As mentioned above, the green and red lines are converging. Thus, mathematicians say thus a lot, and therefore, and hence, and conversely, or maybe that is just Keystone. Looking at the metrics, a projection can be made for the next Housing Starts release that is 2/6/26, but who knows about the date these days as data tries to get back on track after the government shutdown in the Fall. If Housing Starts are 1.340 million units or higher, that is enough to begin a US housing recovery. No one would be happier than King Donnie. If, however, the Starts come in at 1.335 million units or lower, the housing recession continues.

It sounds like Punxsutawney Phil. Groundhog Day is Monday, 2/2/26, in Keystone's neck of the woods in southwestern Pennsylvania, and if Phil sees his shadow, it means 6 more weeks of winter are ahead. If Phil does not see his shadow, spring is around the corner. You can watch early Monday morning to see Phil's prediction.
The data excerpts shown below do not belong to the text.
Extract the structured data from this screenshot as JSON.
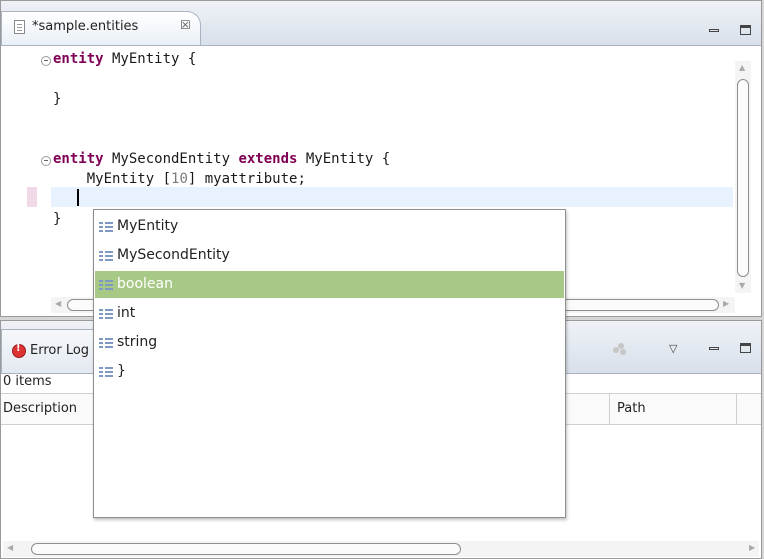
{
  "editor": {
    "tab_title": "*sample.entities",
    "tab_close_glyph": "☒",
    "icons": {
      "file": "document-icon",
      "close": "close-icon",
      "minimize": "minimize-icon",
      "maximize": "maximize-icon"
    },
    "code": {
      "line1_kw": "entity",
      "line1_rest": " MyEntity {",
      "line3": "}",
      "line5_kw1": "entity",
      "line5_mid": " MySecondEntity ",
      "line5_kw2": "extends",
      "line5_rest": " MyEntity {",
      "line6_pre": "    MyEntity [",
      "line6_num": "10",
      "line6_post": "] myattribute;",
      "line8": "}"
    }
  },
  "error_log": {
    "tab_label": "Error Log",
    "item_count": "0 items",
    "columns": {
      "description": "Description",
      "path": "Path"
    },
    "icons": {
      "error": "error-log-icon",
      "view_menu": "view-menu-icon",
      "gear": "gear-icon"
    }
  },
  "content_assist": {
    "items": [
      {
        "label": "MyEntity",
        "selected": false
      },
      {
        "label": "MySecondEntity",
        "selected": false
      },
      {
        "label": "boolean",
        "selected": true
      },
      {
        "label": "int",
        "selected": false
      },
      {
        "label": "string",
        "selected": false
      },
      {
        "label": "}",
        "selected": false
      }
    ],
    "item_icon": "proposal-icon",
    "selected_color": "#a8c986"
  },
  "colors": {
    "keyword": "#7f0055",
    "current_line": "#e8f2fe",
    "number": "#7a7a7a"
  }
}
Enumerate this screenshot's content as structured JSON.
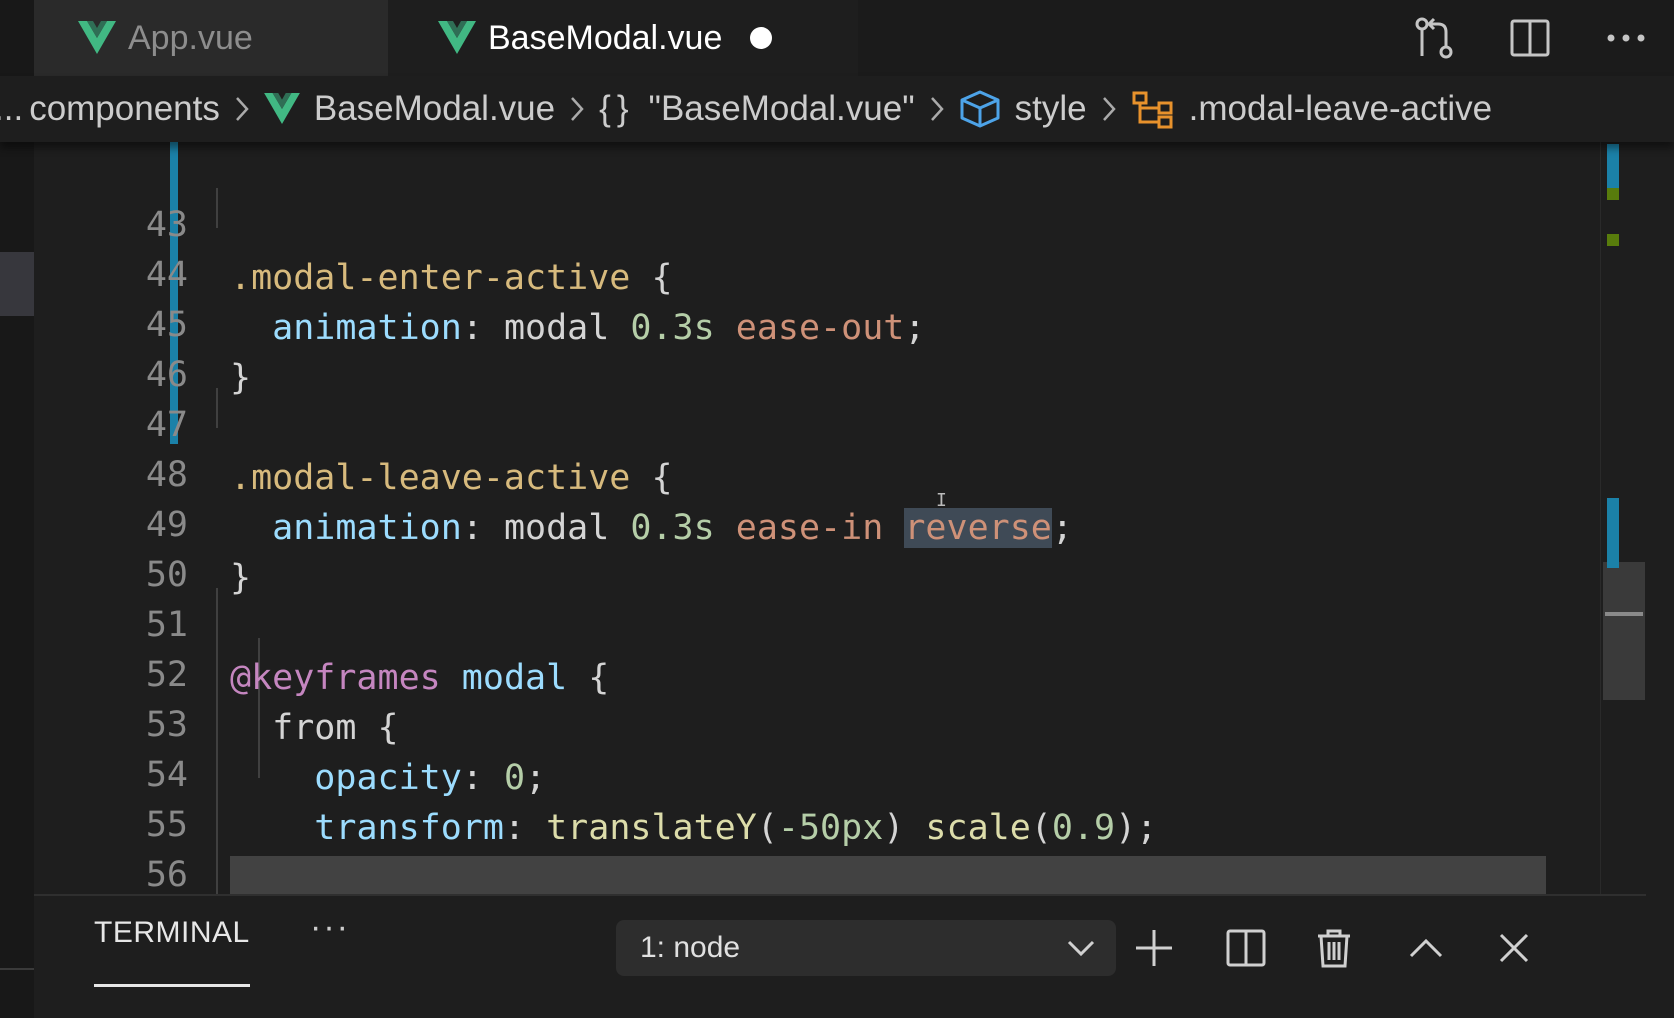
{
  "tabs": [
    {
      "label": "App.vue",
      "active": false
    },
    {
      "label": "BaseModal.vue",
      "active": true,
      "modified": true
    }
  ],
  "tab_actions": [
    "source-control-icon",
    "split-editor-icon",
    "more-icon"
  ],
  "breadcrumb": {
    "ellipsis": "...",
    "folder": "components",
    "file": "BaseModal.vue",
    "scope_braces": "{}",
    "scope": "\"BaseModal.vue\"",
    "section": "style",
    "selector": ".modal-leave-active"
  },
  "editor": {
    "lines": [
      {
        "n": "43",
        "text": ".modal-enter-active {"
      },
      {
        "n": "44",
        "text": "  animation: modal 0.3s ease-out;"
      },
      {
        "n": "45",
        "text": "}"
      },
      {
        "n": "46",
        "text": ""
      },
      {
        "n": "47",
        "text": ".modal-leave-active {"
      },
      {
        "n": "48",
        "text": "  animation: modal 0.3s ease-in reverse;"
      },
      {
        "n": "49",
        "text": "}"
      },
      {
        "n": "50",
        "text": ""
      },
      {
        "n": "51",
        "text": "@keyframes modal {"
      },
      {
        "n": "52",
        "text": "  from {"
      },
      {
        "n": "53",
        "text": "    opacity: 0;"
      },
      {
        "n": "54",
        "text": "    transform: translateY(-50px) scale(0.9);"
      },
      {
        "n": "55",
        "text": "  }"
      },
      {
        "n": "56",
        "text": ""
      }
    ],
    "highlighted_word": "reverse"
  },
  "panel": {
    "tab_label": "TERMINAL",
    "more": "···",
    "terminal_select": "1: node",
    "actions": [
      "new-terminal-icon",
      "split-terminal-icon",
      "kill-terminal-icon",
      "maximize-panel-icon",
      "close-panel-icon"
    ]
  },
  "colors": {
    "background": "#1e1e1e",
    "selector": "#d7ba7d",
    "property": "#9cdcfe",
    "number": "#b5cea8",
    "keyword_value": "#ce9178",
    "at_rule": "#c586c0",
    "function": "#dcdcaa",
    "modified_gutter": "#1b81a8",
    "vue_green": "#41b883"
  }
}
Anyhoo, the last time that Housing Starts were at that high a number (1.34 million units and higher) was back in August so it is likely that the housing recession may linger a while longer. It is also the dead of winter so construction activity will not pick up for another couple months. It would be bad if there was a solid deterioration with Housing Starts down to 1.2 million units, or 1.1 million or a million, since that would forecast bad times ahead with a worsening housing recession and likely overall US recession at the doorstep.

How could the United States not be in an overall recession when there is an ongoing housing recession for over 3 years, a labor recession for over 2 years, and a manufacturing recession/slump ongoing for 3 years? What special times. In past decades, that trio of pain would guarantee an overall US economic recession and yet it remains missing (with Godot) and nowhere in sight.

The Godot Recession has not yet arrived despite the weakness in housing, manufacturing and labor. The Federal Reserve provided monetary stimulus and the Congress provided fiscal stimulus during the COVID-19 pandemic that created the 3-year housing recovery. The sales agreements were being signed faster than divorce papers. It was one big party. The banksters were partying giving away loans for houses like candy.

The party ends on 12/20/22 as the housing recession begins. Time will tell if Godot arrives bringing the overall US recession. If consumer spending continues slipping away (after the holiday goose), you will say hello to the Godot Recession and the ongoing housing, labor and manufacturing recessions will say they told you so (for years). It is definitely a different animal this time around.